Orit (and anthony if you're not busy),
I forgot to respond to this very important comment:
On 02/13/2013 03:46 AM, Orit Wasserman wrote:
Are you still using the tcp for transferring device state? If so you
can call the tcp functions from the migration rdma code as a first
step but I would prefer it to use RDMA too.
This is the crux of the problem of using RDMA for migration: Currently
all of the QEMU migration control logic and device state goes through
the the QEMUFile implementation. RDMA, however is by nature a zero-copy
solution and is incompatible with QEMUFile.
Using RDMA for transferring device state is not recommended: Setuping an
RDMA requires registering the memory locations on both sides with the
RDMA hardware. This is not ideal because this would require pinning the
memory holding the device state and then issuing the RDMA transfer for
*each* type of device - which would require changing the control path of
every type of migrated device in QEMU.
Currently the Patch we submitted bypasses QEMUFile. It does just issues
the RDMA transfer for the memory that was dirtied and then continues
along with the rest of the migration call path normally.
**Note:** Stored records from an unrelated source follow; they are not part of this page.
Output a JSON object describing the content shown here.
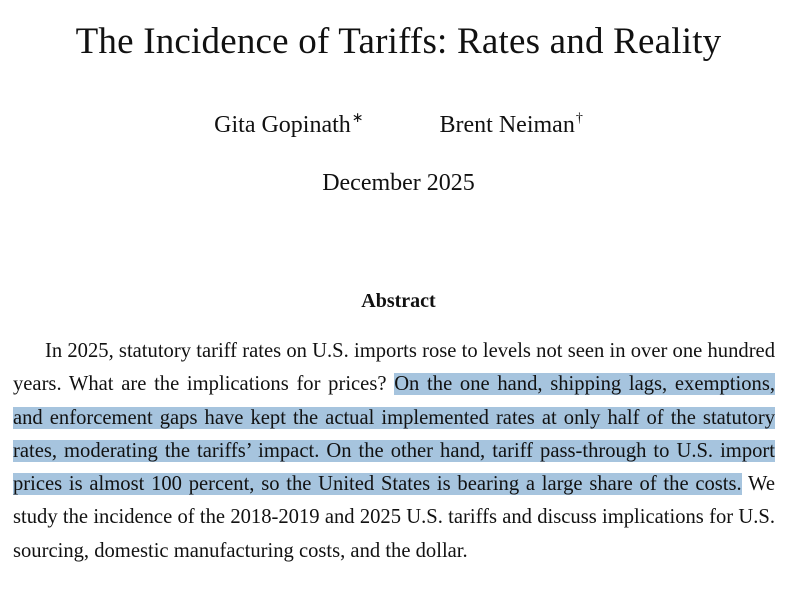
{
  "paper": {
    "title": "The Incidence of Tariffs: Rates and Reality",
    "authors": [
      {
        "name": "Gita Gopinath",
        "mark": "∗"
      },
      {
        "name": "Brent Neiman",
        "mark": "†"
      }
    ],
    "date": "December 2025",
    "abstract_heading": "Abstract",
    "abstract": {
      "before_highlight": "In 2025, statutory tariff rates on U.S. imports rose to levels not seen in over one hundred years. What are the implications for prices? ",
      "highlighted": "On the one hand, shipping lags, exemptions, and enforcement gaps have kept the actual implemented rates at only half of the statutory rates, moderating the tariffs’ impact. On the other hand, tariff pass-through to U.S. import prices is almost 100 percent, so the United States is bearing a large share of the costs.",
      "after_highlight": " We study the incidence of the 2018-2019 and 2025 U.S. tariffs and discuss implications for U.S. sourcing, domestic manufacturing costs, and the dollar."
    }
  },
  "colors": {
    "selection_highlight": "#a6c4de",
    "text": "#111111",
    "background": "#ffffff"
  }
}
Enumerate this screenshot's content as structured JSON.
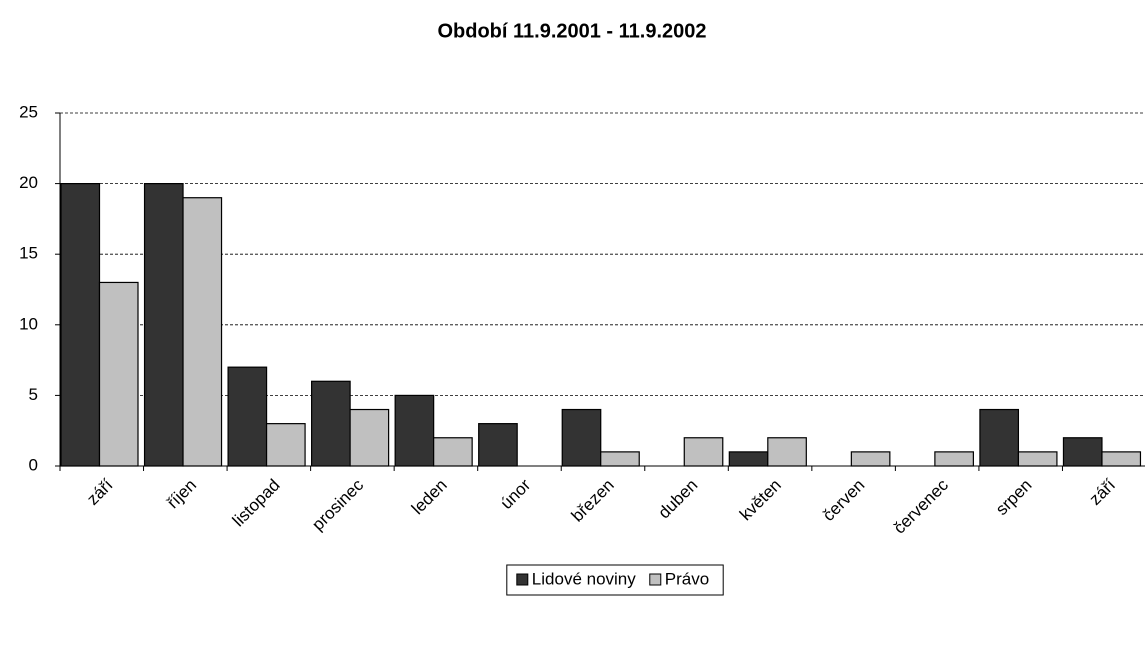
{
  "chart_data": {
    "type": "bar",
    "title": "Období 11.9.2001 - 11.9.2002",
    "categories": [
      "září",
      "říjen",
      "listopad",
      "prosinec",
      "leden",
      "únor",
      "březen",
      "duben",
      "květen",
      "červen",
      "červenec",
      "srpen",
      "září"
    ],
    "series": [
      {
        "name": "Lidové noviny",
        "color": "#333333",
        "values": [
          20,
          20,
          7,
          6,
          5,
          3,
          4,
          0,
          1,
          0,
          0,
          4,
          2
        ]
      },
      {
        "name": "Právo",
        "color": "#c0c0c0",
        "values": [
          13,
          19,
          3,
          4,
          2,
          0,
          1,
          2,
          2,
          1,
          1,
          1,
          1
        ]
      }
    ],
    "ylim": [
      0,
      25
    ],
    "yticks": [
      0,
      5,
      10,
      15,
      20,
      25
    ],
    "grid": true,
    "legend": "bottom"
  }
}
In an ideal world, we would prefer a hyrbid approach, something like:
*Begin Migration Iteration Round:*
1. stop VCPU
2. start iterative pass over memory
3. send control signals (if any) / device state to QEMUFile
4. When a dirty memory page is found, do:
a) Instruct the QEMUFile to block
b) Issue the RDMA transfer
c) Instruct the QEMUFile to unblock
5. resume VCPU
This would require a "smarter" QEMUFile implementation that understands
when to block and for how long.
Comments?
- Michael